To reiterate, “[t]he determination or decision must contain specific reasons for the finding
on credibility, supported by the evidence in the case record, and must be sufficiently specific to
make clear to the individual and to any subsequent reviewers the weight the adjudicator gave to
the individual’s statements and the reasons for that weight.” Brindisi v. Barnhart, 315 F.3d 783,
787 (7th Cir. 2003) (quoting SSR 96-8p).

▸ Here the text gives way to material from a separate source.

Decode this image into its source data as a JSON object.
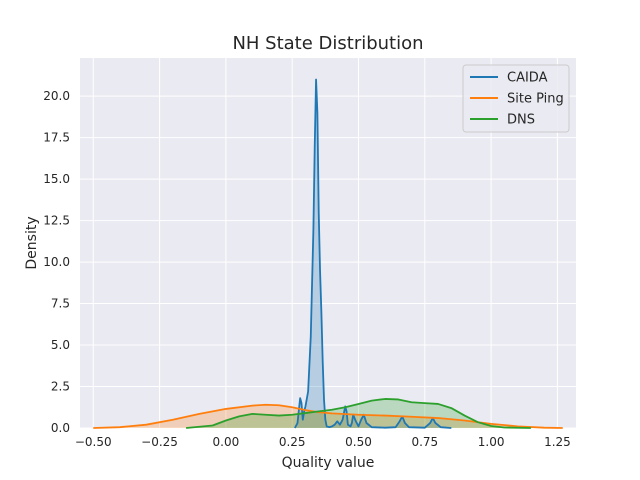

The ALJ’s decision here fails to articulate a definitive
credibility determination, together with specific reasons for the finding that were supported by
the evidence of record. Therefore, this omission by the ALJ provides an additional basis for a
remand.6
V. CONCLUSION
For these reasons, the decision of the Commissioner is REVERSED, and the case is
REMANDED to the Commissioner for further proceedings in accordance with this Opinion. The
Clerk is directed to enter a judgment in favor of Fike and against the Commissioner.
SO ORDERED. Enter for this 11th day of April, 2012.
S/Roger B. Cosbey
Roger B. Cosbey,
United States Magistrate Judge
6
Because a remand is warranted so that the ALJ can reconsider the medical source opinions of record and
Fike’s credibility, the Court need not specifically address Fike’s remaining argument.